4. Key Contributions

1. Drug Repurposing: Identified a specific subset of anthracyclines (Idarubicin, Nogalamycin) as potent inhibitors of HCoV-OC43.
2. Mechanistic Insight: Established that these drugs inhibit HCoV-OC43 by directly binding to and stabilizing the FSE, thereby reducing -1 PRF efficiency and disrupting the ORF1a/ORF1b protein ratio.
3. Differentiation of Mechanisms: Clarified that while anthracyclines inhibit both HCoV-OC43 and SARS-CoV-2, the mechanism differs: FSE inhibition for HCoV-OC43 vs. non-FSE mechanisms for SARS-CoV-2.
4. Methodological Validation: Validated the use of in vitro translation assays to distinguish between direct PRF inhibition and general translational toxicity or indirect cellular effects.

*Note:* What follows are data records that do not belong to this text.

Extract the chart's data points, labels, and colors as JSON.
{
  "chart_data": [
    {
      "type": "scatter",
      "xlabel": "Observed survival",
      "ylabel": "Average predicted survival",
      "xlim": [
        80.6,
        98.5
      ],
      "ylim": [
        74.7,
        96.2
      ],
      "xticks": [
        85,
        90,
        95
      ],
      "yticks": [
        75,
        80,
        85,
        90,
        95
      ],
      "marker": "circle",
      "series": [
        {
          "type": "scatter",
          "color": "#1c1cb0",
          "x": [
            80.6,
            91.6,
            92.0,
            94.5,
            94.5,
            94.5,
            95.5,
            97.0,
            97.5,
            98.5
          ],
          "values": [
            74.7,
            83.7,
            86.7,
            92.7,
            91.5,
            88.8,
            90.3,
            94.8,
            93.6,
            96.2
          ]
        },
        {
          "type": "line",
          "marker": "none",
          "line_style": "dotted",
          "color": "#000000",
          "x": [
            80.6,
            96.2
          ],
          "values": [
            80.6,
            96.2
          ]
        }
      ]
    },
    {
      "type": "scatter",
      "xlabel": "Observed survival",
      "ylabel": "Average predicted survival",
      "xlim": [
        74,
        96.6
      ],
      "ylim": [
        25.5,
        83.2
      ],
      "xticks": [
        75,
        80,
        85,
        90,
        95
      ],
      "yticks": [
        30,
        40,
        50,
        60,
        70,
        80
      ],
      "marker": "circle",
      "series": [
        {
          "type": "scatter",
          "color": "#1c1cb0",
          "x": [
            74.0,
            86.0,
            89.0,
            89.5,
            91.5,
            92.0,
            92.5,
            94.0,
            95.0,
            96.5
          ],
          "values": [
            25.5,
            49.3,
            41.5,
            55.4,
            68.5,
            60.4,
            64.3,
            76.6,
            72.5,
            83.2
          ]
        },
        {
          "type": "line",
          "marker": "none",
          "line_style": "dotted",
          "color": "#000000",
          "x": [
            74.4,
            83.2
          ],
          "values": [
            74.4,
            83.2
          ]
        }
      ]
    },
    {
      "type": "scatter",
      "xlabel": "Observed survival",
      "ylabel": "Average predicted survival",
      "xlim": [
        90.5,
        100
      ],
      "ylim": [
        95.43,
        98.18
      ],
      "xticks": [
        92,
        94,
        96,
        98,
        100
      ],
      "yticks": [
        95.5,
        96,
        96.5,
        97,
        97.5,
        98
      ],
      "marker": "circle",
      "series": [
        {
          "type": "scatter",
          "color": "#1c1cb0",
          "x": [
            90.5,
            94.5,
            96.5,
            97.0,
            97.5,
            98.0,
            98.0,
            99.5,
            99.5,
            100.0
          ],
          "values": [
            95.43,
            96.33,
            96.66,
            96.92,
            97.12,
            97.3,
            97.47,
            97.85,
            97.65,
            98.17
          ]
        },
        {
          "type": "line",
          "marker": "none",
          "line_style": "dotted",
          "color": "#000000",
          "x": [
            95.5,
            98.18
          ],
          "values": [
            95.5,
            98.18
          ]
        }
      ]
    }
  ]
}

5. Significance and Implications

• Therapeutic Potential: The findings provide a robust framework for developing new antivirals targeting the conserved FSE of seasonal coronaviruses, a group currently lacking specific treatments.
• Target Validation: Confirms the FSE as a viable drug target, with anthracyclines serving as a chemical scaffold for future optimization.
• Clinical Relevance: Given the high prevalence of HCoV-OC43 in immunocompromised and elderly populations, repurposing anthracyclines (already in clinical use for cancer) could offer immediate therapeutic options, potentially with reduced toxicity through combinatory therapies.
• Future Directions: The study highlights the need to further investigate the specific structural interactions between anthracyclines and the HCoV-OC43 FSE to design more potent, virus-specific inhibitors that avoid off-target effects on host translation.